Cisco VPN problems

[Wyvern971]

I've got a Cisco VPN client on a users PC (ver 3.6)

There are 2 Profiles (one for the UK and one for the head office in Japan)

The profile to Japan tunnels over TCP
Using a 3G data card it connects and traffic flows without issue

The profile to the UK office tunnels over UDP
Using a 3G data card it connects, but no traffic will flow
Using a wireless LAN connection it connects and traffic flows


What happens when connected using a 3G data card using the UK profile is that the packets returning all seem to get bypassed.

Any suggestions?

Thank in advance

Wyv

 

[bigredshark]

Could be something to do with UDP over the 3G card, off the top of my head it doesn't sound like a specific issue with the client. Can you tunnel to the UK office over TCP as well, other than that, who's responsible for the endpoints (i assume a pix), they should be able to debug it which will help a lot

 

[Rich]

When you right-click the padlock and hit statistics, what do you see? Are packets being encapsulated and decapsulated? What is listed in route details? Does this match your UK networks?

 

[derfderfley]

I've got a Cisco VPN client on a users PC (ver 3.6)

There are 2 Profiles (one for the UK and one for the head office in Japan)

The profile to Japan tunnels over TCP
Using a 3G data card it connects and traffic flows without issue

The profile to the UK office tunnels over UDP
Using a 3G data card it connects, but no traffic will flow
Using a wireless LAN connection it connects and traffic flows


What happens when connected using a 3G data card using the UK profile is that the packets returning all seem to get bypassed.

Any suggestions?

Thank in advance

Wyv

What is the logging on the client showing you. You will probably have to turn up the logging levels to debug to get any useful information. Look for the IPsec & authentication levels in particular. The head office network guys will probably ask for a copy of the logs anyway to help them debug the problem.

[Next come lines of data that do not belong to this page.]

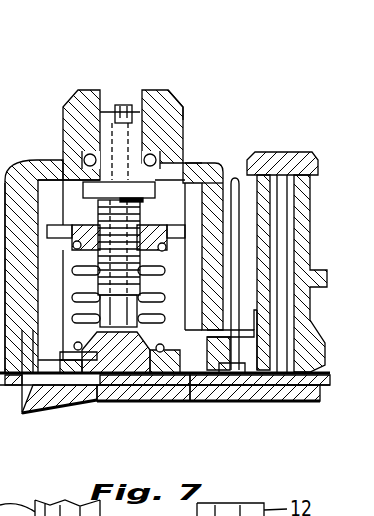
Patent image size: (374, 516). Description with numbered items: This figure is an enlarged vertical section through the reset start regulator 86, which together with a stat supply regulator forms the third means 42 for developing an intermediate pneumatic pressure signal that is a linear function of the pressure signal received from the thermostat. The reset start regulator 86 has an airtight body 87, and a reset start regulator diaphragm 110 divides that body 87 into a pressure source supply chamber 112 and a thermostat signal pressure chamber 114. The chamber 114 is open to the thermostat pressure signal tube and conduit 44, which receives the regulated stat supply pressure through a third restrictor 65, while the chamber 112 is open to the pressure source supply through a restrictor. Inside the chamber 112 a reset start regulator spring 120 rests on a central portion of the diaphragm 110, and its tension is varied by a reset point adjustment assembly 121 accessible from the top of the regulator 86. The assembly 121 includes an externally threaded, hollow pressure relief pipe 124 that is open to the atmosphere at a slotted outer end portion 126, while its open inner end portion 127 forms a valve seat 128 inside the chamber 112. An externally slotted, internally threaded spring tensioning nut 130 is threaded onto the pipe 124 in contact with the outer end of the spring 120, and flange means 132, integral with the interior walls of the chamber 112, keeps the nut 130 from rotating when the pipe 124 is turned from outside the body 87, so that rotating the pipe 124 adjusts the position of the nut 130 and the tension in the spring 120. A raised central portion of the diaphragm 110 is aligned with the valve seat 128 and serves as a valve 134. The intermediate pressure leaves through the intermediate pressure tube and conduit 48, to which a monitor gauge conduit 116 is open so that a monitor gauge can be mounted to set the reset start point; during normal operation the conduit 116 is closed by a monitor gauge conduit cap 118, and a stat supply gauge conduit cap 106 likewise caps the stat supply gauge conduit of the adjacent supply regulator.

The third means 42 is at (41, 78).
The pressure relief pipe 124 is at (104, 111).
The slotted outer end portion 126 is at (133, 111).
The open inner end portion 127 is at (140, 305).
The reset point adjustment assembly 121 is at (174, 97).
The airtight body 87 is at (44, 158).
The stat supply gauge conduit cap 106 is at (7, 178).
The reset start regulator 86 is at (190, 153).
The reset start regulator diaphragm 110 is at (33, 371).
The valve seat 128 is at (120, 322).
The valve 134 is at (100, 374).
The thermostat signal pressure chamber 114 is at (188, 399).
The pressure source supply chamber 112 is at (194, 152).
The spring tensioning nut 130 is at (204, 157).
The flange means 132 is at (214, 162).
The monitor gauge conduit cap 118 is at (252, 155).
The monitor gauge conduit 116 is at (284, 234).
The reset start regulator spring 120 is at (135, 310).
The thermostat pressure signal tube and conduit 44 is at (42, 406).
The intermediate pressure tube and conduit 48 is at (219, 402).
The third restrictor 65 is at (22, 413).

The UDP transport option is normally used to allow VPN access from behind a NAT device. It could be that your mobile provider is blocking UDP port 500 to stop people using the data card for VPN connections. Sound a bit odd to me but it is a possibility.

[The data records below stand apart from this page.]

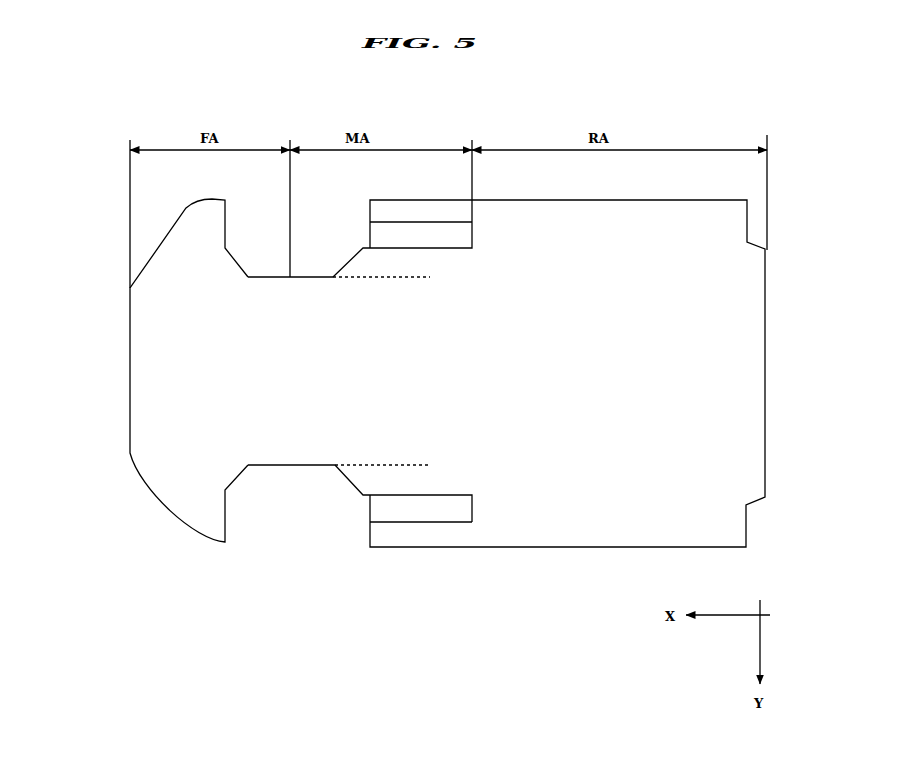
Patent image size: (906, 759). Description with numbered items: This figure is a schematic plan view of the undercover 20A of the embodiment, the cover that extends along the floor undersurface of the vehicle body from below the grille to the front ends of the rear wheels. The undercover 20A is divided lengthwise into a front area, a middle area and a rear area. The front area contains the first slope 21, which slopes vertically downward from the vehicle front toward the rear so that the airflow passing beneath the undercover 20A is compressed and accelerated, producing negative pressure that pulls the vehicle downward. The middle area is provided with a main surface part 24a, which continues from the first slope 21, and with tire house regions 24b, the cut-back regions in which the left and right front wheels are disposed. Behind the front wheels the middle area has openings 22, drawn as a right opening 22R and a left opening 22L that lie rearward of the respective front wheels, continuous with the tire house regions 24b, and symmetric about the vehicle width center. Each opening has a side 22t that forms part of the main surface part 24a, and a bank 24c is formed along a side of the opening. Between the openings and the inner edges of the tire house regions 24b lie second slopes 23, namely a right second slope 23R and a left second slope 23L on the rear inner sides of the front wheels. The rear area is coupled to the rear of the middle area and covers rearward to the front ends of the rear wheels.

The undercover 20A is at (119, 92).
The first slope 21 is at (177, 378).
The openings 22 is at (417, 359).
The left opening 22L is at (415, 232).
The right opening 22R is at (427, 508).
The side of the opening 22t is at (438, 227).
The second slope 23 is at (362, 396).
The left second slope 23L is at (392, 260).
The right second slope 23R is at (383, 478).
The main surface part 24a is at (292, 352).
The tire house regions 24b is at (339, 377).
The bank 24c is at (398, 208).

As others have suggested create a version of the UK profile using TCP and see if that works.

 

[Wyvern971]

Thanks for the replies so far,

I'll set logging on the PIX (506e) and force it over TCP at some point tomorrow (I don't have access to the machine as the user in question uses it most of the time, even though he is in the office)

Packets sent are encrypted packets returning are bypassed or discarded.

It was working a couple of days ago so I doubt Vodafone have put restrictions on UDP 500 for no reason over the last few days but I'll check

It does aquire the correct IP/DNS settings for the VPN tunnel & I've reduced the MTU to 576 for dial up connections.